Filling Out a Subscription Agreement

If you want to join a syndication, then you will need to fill out a subscription agreement. The subscription agreement is basically an application by an investor to join a syndication. All prospective investors will need to be reviewed and approved by the managing member before they can proceed with any of the next steps.

Before Getting Started…

Before you decide to join a syndication, or to fill out a subscription agreement, you should first answer the following questions.
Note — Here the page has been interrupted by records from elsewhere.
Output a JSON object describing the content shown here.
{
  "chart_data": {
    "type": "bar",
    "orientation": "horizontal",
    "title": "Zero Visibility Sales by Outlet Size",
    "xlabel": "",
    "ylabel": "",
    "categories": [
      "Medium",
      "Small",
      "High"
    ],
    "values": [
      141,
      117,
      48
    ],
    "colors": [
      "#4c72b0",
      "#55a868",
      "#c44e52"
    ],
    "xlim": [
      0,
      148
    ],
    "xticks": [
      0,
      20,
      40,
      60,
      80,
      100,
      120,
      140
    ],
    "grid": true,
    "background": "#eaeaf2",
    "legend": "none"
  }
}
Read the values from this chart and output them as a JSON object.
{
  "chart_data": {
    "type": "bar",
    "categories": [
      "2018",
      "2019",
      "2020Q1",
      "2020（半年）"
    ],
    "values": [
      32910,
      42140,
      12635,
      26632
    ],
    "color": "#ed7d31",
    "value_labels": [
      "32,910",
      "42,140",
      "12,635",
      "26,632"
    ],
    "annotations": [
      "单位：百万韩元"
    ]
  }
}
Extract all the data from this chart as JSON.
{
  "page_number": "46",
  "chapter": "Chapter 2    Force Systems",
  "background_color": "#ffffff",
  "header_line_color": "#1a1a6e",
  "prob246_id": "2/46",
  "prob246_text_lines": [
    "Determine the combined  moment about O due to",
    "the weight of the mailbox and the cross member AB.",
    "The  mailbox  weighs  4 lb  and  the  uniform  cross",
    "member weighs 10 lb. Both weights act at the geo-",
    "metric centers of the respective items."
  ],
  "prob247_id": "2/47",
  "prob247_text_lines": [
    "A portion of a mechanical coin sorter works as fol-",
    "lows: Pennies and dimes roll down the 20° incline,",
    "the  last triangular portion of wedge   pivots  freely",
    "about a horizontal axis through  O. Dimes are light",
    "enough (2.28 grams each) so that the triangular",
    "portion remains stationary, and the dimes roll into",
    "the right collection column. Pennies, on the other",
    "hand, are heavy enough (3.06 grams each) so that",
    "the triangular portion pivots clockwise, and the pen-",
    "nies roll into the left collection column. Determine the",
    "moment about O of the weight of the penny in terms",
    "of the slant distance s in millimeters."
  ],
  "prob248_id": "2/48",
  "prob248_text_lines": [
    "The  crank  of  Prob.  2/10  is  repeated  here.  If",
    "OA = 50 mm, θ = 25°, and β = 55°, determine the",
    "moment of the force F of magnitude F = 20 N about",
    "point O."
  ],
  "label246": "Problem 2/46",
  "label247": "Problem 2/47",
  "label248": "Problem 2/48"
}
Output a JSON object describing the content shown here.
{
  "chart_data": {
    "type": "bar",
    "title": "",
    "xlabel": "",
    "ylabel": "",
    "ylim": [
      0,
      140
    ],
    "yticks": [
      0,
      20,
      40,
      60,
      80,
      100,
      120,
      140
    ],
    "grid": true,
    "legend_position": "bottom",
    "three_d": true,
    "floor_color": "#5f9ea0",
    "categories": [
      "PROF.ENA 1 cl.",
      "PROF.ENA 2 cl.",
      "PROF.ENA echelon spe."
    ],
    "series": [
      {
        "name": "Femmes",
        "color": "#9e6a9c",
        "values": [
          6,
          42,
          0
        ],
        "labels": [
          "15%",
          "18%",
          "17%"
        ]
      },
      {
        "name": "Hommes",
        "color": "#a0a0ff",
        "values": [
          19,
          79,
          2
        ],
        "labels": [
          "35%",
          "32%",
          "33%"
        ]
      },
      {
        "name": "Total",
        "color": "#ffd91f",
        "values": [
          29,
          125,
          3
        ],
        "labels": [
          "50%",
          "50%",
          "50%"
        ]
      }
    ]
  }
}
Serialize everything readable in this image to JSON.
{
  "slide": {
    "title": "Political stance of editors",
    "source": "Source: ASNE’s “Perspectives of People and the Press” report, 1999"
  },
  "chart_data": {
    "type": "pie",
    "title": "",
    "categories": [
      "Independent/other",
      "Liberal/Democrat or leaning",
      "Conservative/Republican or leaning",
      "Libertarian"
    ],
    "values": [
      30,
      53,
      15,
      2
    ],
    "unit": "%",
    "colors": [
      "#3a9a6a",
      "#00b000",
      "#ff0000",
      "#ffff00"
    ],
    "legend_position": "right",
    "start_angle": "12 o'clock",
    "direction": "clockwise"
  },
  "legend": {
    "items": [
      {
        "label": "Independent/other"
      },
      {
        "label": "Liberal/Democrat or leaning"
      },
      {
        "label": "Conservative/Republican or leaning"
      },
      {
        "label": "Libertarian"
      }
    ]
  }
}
  1. Do You Qualify for this Project?
  2. How Do You Want to Hold Your Units?
  3. How to Fill Out Paperwork?

How Do I Join a Syndication Project?

As discussed in Part 1, there are several steps that must be completed before you can join a syndication. To recap these steps, remember that you must first:

  1. Review all offering documents. Consult with your attorney and CPA regarding the offering documents.
  2. Decide how you want to hold your investment.
  3. Fill out your subscription agreement in accordance with how you want to hold the investment.
  4. Upload your paperwork to the secure RealWealth investor page that is associated with the syndication project.
  5. Be on the lookout for a confirmation email / message from someone within the RealWealth syndication department within 48 hours of submitting your documents. This confirmation will either let you know that you are approved, missing paperwork, or do not meet the necessary requirements.

Conclusion

No matter whether you are just beginning to explore real estate syndications or want to join one today, it is important that you have a complete understanding of the various types of syndications, how they are structured, as well as the pros and cons involved. The latter knowledge will allow you to ask the right questions and effectively determine if investing in real estate syndication projects will help you achieve your financial goals and objectives.